Она указала ему на линию перелома:

— Вот, смотри. По краю кость почти раздавлена. Буасье подобрал кость сопоставимого размера и попытался разными способами ее раздавить. Перепробовал множество видов подошв. Это ничего не дало. Тогда его осенило. Он взял молоток и стукнул по краю кости. Получилась почти в точности та же картина.

Мартен решил воздержаться от вопроса, где медик нашел обломок кости.

— Неужели ты думаешь, что он разбил ей палец молотком?

И прикусил язык. Разумеется, нет. Как же он забыл про песок и цемент!

— Понял. На убийце были ботинки со стальными каблуками, — снова заговорил он. — Или, по крайней мере, частично стальными. Так?

Билье улыбнулась:

— Это еще не все. Я тоже провела кое-какие тесты. Фабьен раздобыл пресс с регулятором силы давления и провел серию испытаний. Результат здесь, вот на этом снимке. Давление примерно соответствует весу в восемьдесят три килограмма, плюс-минус один процент. Так что твой убийца в одежде и ботинках со стальными каблуками весит от восьмидесяти двух до восьмидесяти четырех килограммов.

Мартен кивнул. Отличная работа. Только вот что это дает? Он называл подобные улики запоздалыми. Ими можно было воспользоваться, только если в деле уже имелся подозреваемый. Или если подозреваемых было несколько…

Билье прочла на его лице разочарование.

— Ну, извини, что не смогла преподнести тебе жирный и четкий отпечаток пальца, зарегистрированный в картотеке, — сухо произнесла она.

— Прости, — ответил он. — Вы молодцы.
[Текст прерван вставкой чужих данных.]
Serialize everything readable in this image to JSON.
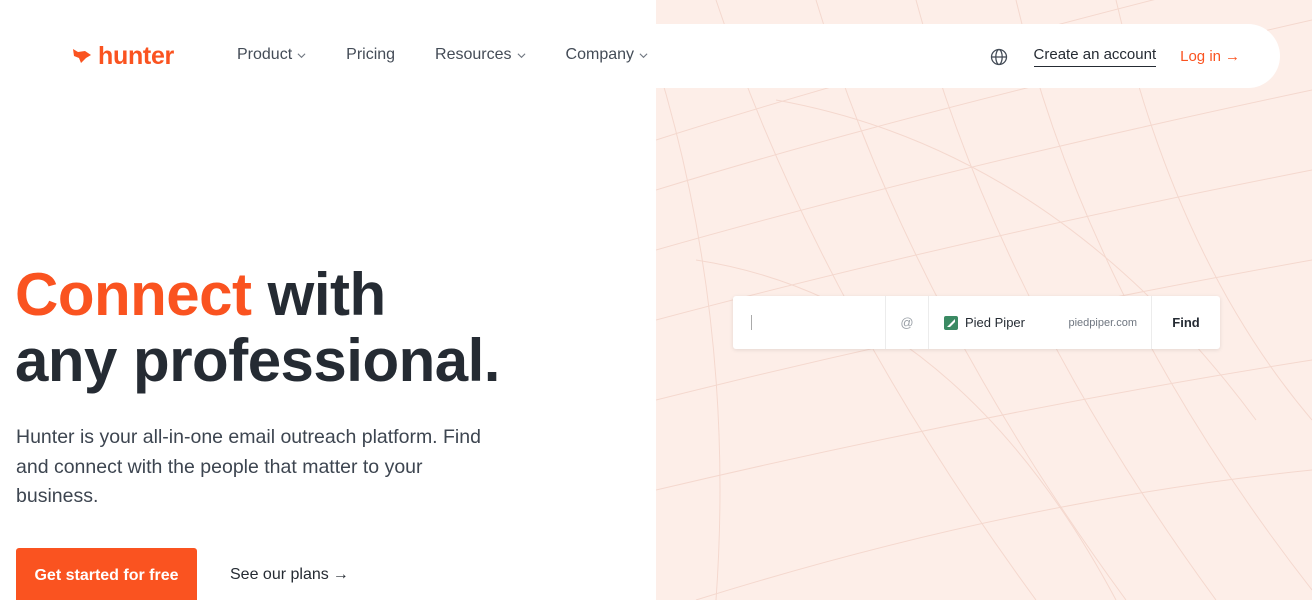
{
  "brand": {
    "name": "hunter",
    "accent_color": "#fa5320"
  },
  "nav": {
    "items": [
      {
        "label": "Product",
        "has_dropdown": true
      },
      {
        "label": "Pricing",
        "has_dropdown": false
      },
      {
        "label": "Resources",
        "has_dropdown": true
      },
      {
        "label": "Company",
        "has_dropdown": true
      }
    ],
    "language_icon": "globe-icon",
    "create_account": "Create an account",
    "login": "Log in",
    "login_arrow": "→"
  },
  "hero": {
    "headline_accent": "Connect",
    "headline_rest": " with",
    "headline_line2": "any professional.",
    "description": "Hunter is your all-in-one email outreach platform. Find and connect with the people that matter to your business.",
    "cta_primary": "Get started for free",
    "cta_secondary": "See our plans",
    "cta_secondary_arrow": "→"
  },
  "finder": {
    "name_value": "",
    "at_symbol": "@",
    "company_name": "Pied Piper",
    "company_logo_color": "#3a8a63",
    "domain": "piedpiper.com",
    "button": "Find"
  },
  "colors": {
    "panel_bg": "#fdeee8",
    "text_dark": "#252b33"
  }
}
Хорошо поработали.

— А кто тебе сказал, что мы уже закончили?

Мартен еле сдержал вздох. Накануне вечером, засыпая, он дал себе слово, что больше не будет вздыхать. Ну, или постарается делать это как можно реже.

— Стрела.

Мартен качнул головой.

— Болт, — поправил он ее. — Правильно это называется «болт».

Она улыбнулась:

— Вот именно. Болт самодельный. И на нем нет ни одного отпечатка. Ни малейших следов органических тканей, если не считать тканей жертвы.
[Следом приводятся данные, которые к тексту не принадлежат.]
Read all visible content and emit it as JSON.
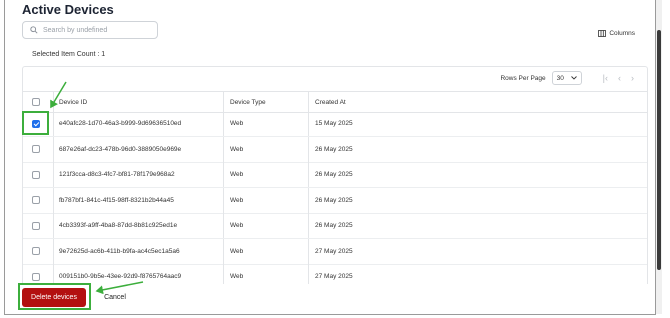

Она протянула руку за коробкой, в которой лежали детали метательного снаряда. Наконечник, трубка и кусочки пластика, служившие опереньем.

— Наконечник, скорее всего, сделан из обломка старой свинцовой водосточной трубы. Преступник нагрел металл, придал ему нужную форму и отшлифовал наждаком. Мы нашли в его составе частицы краски. Откуда труба, сказать, конечно, нельзя — слишком она старая. Теперь трубка. Она — из алюминия. От какого-то приспособления, возможно, кухонного, точно не знаю. Правда, анализ показал наличие в металле повышенного содержания примесей, из чего следует, что выплавлен он был не во Франции и даже не в Европе и не в Северной Америке, где действуют строгие стандарты. А вот оперение преподнесло нам кое-какие сюрпризы.
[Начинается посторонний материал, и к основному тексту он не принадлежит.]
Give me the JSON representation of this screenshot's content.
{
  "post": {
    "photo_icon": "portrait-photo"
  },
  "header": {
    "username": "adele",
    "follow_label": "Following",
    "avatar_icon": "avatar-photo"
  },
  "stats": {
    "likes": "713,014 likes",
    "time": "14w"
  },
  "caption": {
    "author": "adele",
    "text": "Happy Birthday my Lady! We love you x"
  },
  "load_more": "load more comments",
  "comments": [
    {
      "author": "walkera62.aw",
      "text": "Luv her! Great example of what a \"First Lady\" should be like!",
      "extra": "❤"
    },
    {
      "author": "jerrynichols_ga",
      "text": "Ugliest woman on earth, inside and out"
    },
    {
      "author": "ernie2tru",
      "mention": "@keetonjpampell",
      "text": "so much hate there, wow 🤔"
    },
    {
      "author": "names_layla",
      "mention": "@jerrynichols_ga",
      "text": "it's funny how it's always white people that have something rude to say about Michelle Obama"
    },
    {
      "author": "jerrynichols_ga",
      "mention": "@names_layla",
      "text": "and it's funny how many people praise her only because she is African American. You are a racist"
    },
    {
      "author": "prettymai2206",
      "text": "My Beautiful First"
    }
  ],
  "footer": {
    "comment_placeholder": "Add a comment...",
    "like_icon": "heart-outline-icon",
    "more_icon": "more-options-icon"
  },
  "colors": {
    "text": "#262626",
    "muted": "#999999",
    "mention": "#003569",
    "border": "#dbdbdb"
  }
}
Она достала один пластиковый язычок и согнула его пальцами. На одном из концов язычка все еще виднелись следы клея.

— Клей самый обыкновенный, здесь для нас нет ничего интересного. А вот на это посмотри внимательней. Материал тонкий, но не слишком, зато гибкий и прочный. Растягивается в длину почти втрое и не рвется, а отпустишь — сейчас же принимает первоначальную форму. Обрати внимание на цвет. Ни о чем тебе не говорит?

Кусочки пластика были бледно-голубого, почти белого цвета.

Его замешательство вызвало у нее очередную улыбку.

— Это специальным образом обработанная резина, используемая при строительстве бассейнов.

Мартен поднял брови.

— Ее укладывают на дно бассейнов. Сверхпрочный и непромокаемый материал. И очень современный. Им выстилают всю чашу бассейна и закрепляют на бортиках. Благодаря его изобретению сооружение и содержание бассейнов стало намного дешевле. Но на улице такой материал не валяется. Твой убийца явно использовал какие-то обрезки.

Свинцовая водосточная труба, песок, цемент, особая резина… Мартен улыбнулся. Это уже на что-то похоже.